Even though many title holders are not employed by the university and do not have remuneration agreements with their conferring institution, depending on local regulations, they may be required to teach in order to maintain their status as Privatdozent. In 2012 more than 5,000 honorarium Privatdozenten worked at German universities without a salary.
A Privatdozent ceases to hold the title if appointed at professorial level or if discontinuing lecturing at the faculty. In Germany, the title can be revoked if the holder does not lecture for more than two consecutive semesters.

==History==
The title has its origins in German-speaking countries in Europe before 1800. It referred to a lecturer who received fees from his students rather than a university salary.
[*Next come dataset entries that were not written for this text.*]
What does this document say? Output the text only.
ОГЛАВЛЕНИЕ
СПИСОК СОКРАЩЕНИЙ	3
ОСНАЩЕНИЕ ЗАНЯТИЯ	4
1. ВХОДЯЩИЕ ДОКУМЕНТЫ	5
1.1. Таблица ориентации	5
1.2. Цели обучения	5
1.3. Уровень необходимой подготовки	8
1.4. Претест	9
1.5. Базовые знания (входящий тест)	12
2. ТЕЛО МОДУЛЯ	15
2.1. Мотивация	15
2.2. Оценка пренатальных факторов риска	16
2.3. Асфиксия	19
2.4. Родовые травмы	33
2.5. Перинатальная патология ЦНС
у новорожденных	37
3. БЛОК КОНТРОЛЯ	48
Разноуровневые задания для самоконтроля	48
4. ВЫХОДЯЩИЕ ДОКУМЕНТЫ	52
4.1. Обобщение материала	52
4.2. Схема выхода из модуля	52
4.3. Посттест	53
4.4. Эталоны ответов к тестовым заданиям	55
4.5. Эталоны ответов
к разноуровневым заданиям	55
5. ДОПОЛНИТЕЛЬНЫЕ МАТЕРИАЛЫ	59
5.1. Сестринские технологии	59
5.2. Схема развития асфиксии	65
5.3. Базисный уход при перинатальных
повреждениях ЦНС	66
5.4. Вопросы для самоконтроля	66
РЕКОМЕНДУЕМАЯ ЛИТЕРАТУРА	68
In Prussia it started around 1810, and became established around 1860. From 1900 until 1968, most university professors who were appointed were title holders, as they obtained a habilitation and already held a teaching position.

Since the end of the 1960s, the requirement of a post-doctoral degree for a professorship in Germany has been questioned and in some cases is not necessary. In 2002, junior professorships were introduced, providing a route to a professorship without habilitation; the habilitation is no longer the gold standard against which other qualifications are measured during the appointment process. This has led to a decline in universities conferring the title Privatdozent in certain academic disciplines.